自己資金をどれだけ調達できるかを確認しながら、同時に融資計画のプランを練り、資金繰りを回していくことは事業回転の基本。
しかしあまりにも無理のある資金計画は無謀です。
また、創業計画書は後々のモチベーション維持にとても大きな支えとなってくれます。
創業時は思うように事が運ばないことがほとんど。
お客が来なかったり、従業員が入社すぐやめてしまったり、とがっかりすることも少なくないでしょう。
そんなとき、意欲と希望に満ち溢れた創業時の自分を思い出すことで又気持ちを奮い立たせることに役立つはずです。

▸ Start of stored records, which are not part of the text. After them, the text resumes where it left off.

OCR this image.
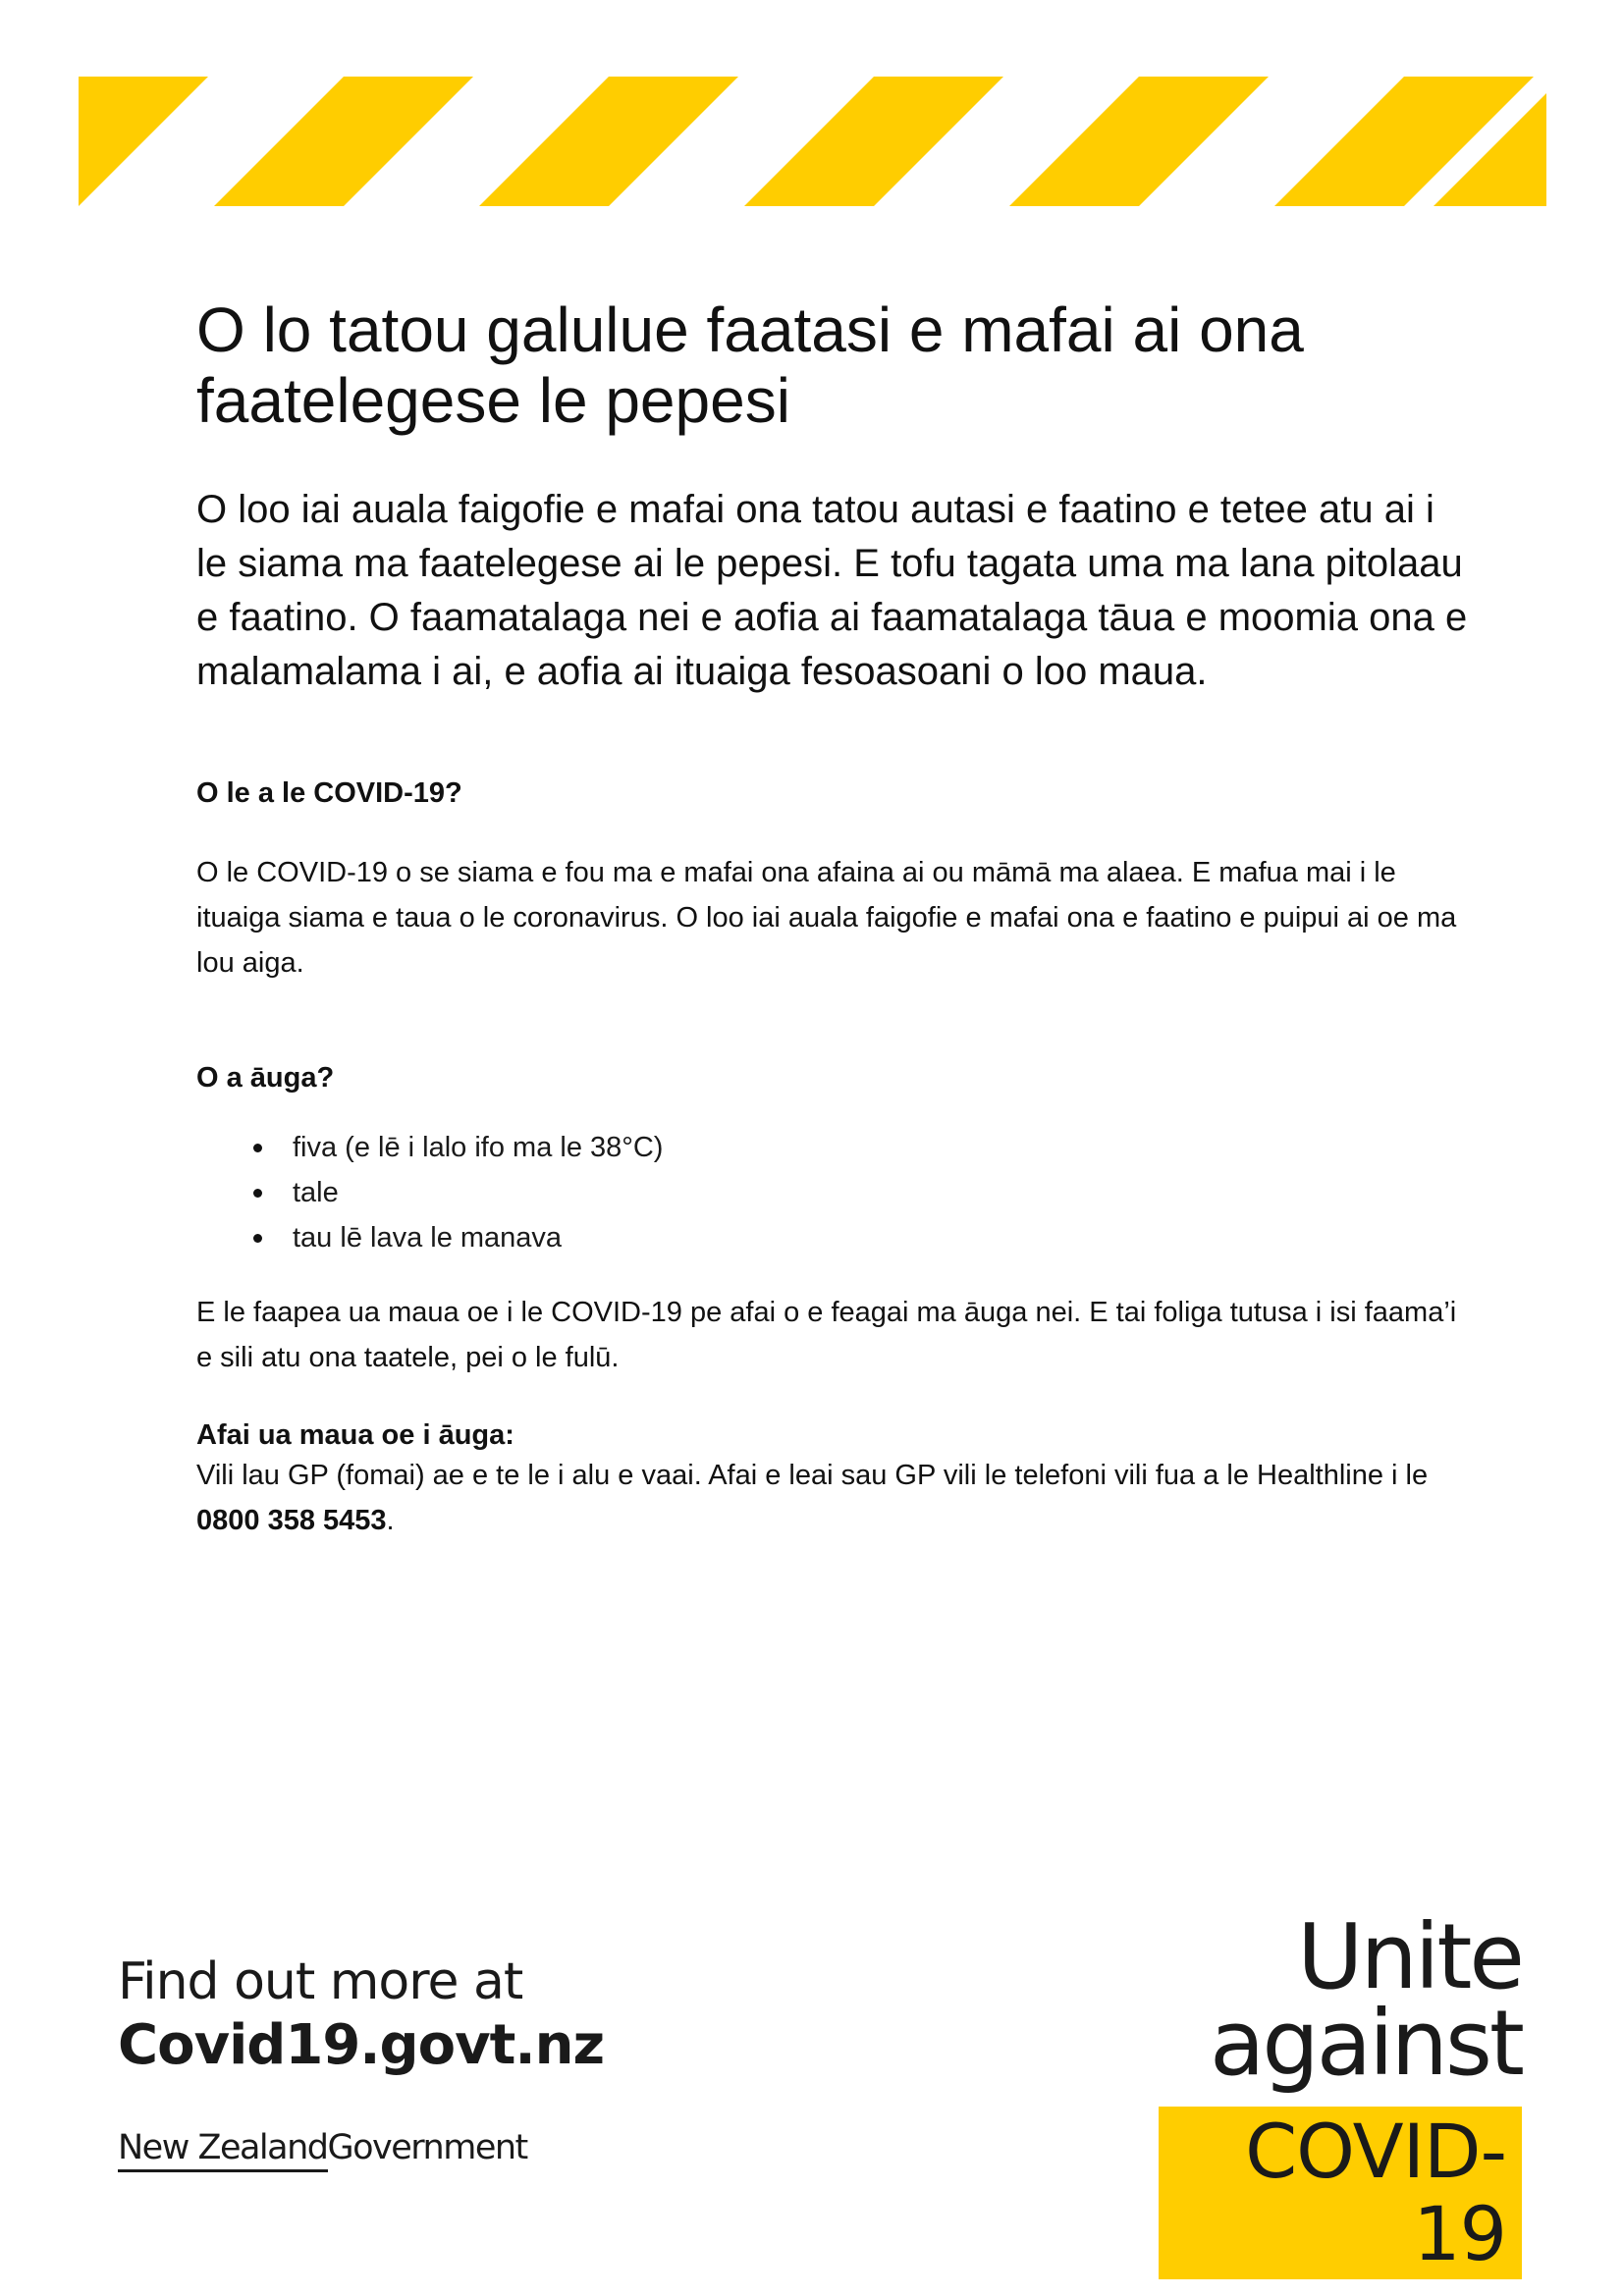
O lo tatou galulue faatasi e mafai ai ona faatelegese le pepesi

O loo iai auala faigofie e mafai ona tatou autasi e faatino e tetee atu ai i le siama ma faatelegese ai le pepesi. E tofu tagata uma ma lana pitolaau e faatino. O faamatalaga nei e aofia ai faamatalaga tāua e moomia ona e malamalama i ai, e aofia ai ituaiga fesoasoani o loo maua.

O le a le COVID-19?

O le COVID-19 o se siama e fou ma e mafai ona afaina ai ou māmā ma alaea. E mafua mai i le ituaiga siama e taua o le coronavirus. O loo iai auala faigofie e mafai ona e faatino e puipui ai oe ma lou aiga.

O a āuga?
fiva (e lē i lalo ifo ma le 38°C)
tale
tau lē lava le manava

E le faapea ua maua oe i le COVID-19 pe afai o e feagai ma āuga nei. E tai foliga tutusa i isi faama’i e sili atu ona taatele, pei o le fulū.

Afai ua maua oe i āuga:

Vili lau GP (fomai) ae e te le i alu e vaai. Afai e leai sau GP vili le telefoni vili fua a le Healthline i le 0800 358 5453.

Find out more at
Covid19.govt.nz
New ZealandGovernment
Unite
against
COVID-19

創業計画書には、あなたの事業への熱意と決意が記されているのです。
創業計画書の作成は重要な準備のひとつと心得よう!
ひとたび起業への夢が膨らんだら、なんとしても事業をスタートさせたいという気持ちは止められません。
どうしても自分が世の中に提供したいこと、人々に喜ばれる=儲かるアイデアであることの確信があるのなら一歩前進!ぜひチャレンジしてみましょう。
企業を支援する体制が整っている現在においては、実現しない手はありません。
思い描いた事業を、いかにして実現していくかを表したものが創業計画書です。
- 創業計画書は創業融資に必要になる
- 事業計画を再確認するよい機会になる
というメリットがあります。
まとめ
金融機関や役場で創業計画書の内容を担当者に説明することは、
- 計画に無理がないか
- 自分の考えに落ち度はないか
- 必要な手続きを把握しているか
などについて、もう一度振り返り確認するにもよい機会となります。
このように、綿密にプランを立ててゴールまでの道のりを常に把握するためにも、創業計画書の作成は必要不可欠な作業であるといえるでしょう。
創業融資を受けないという場合にも、創業前には必ず創業計画書をまとめることをおすすめします。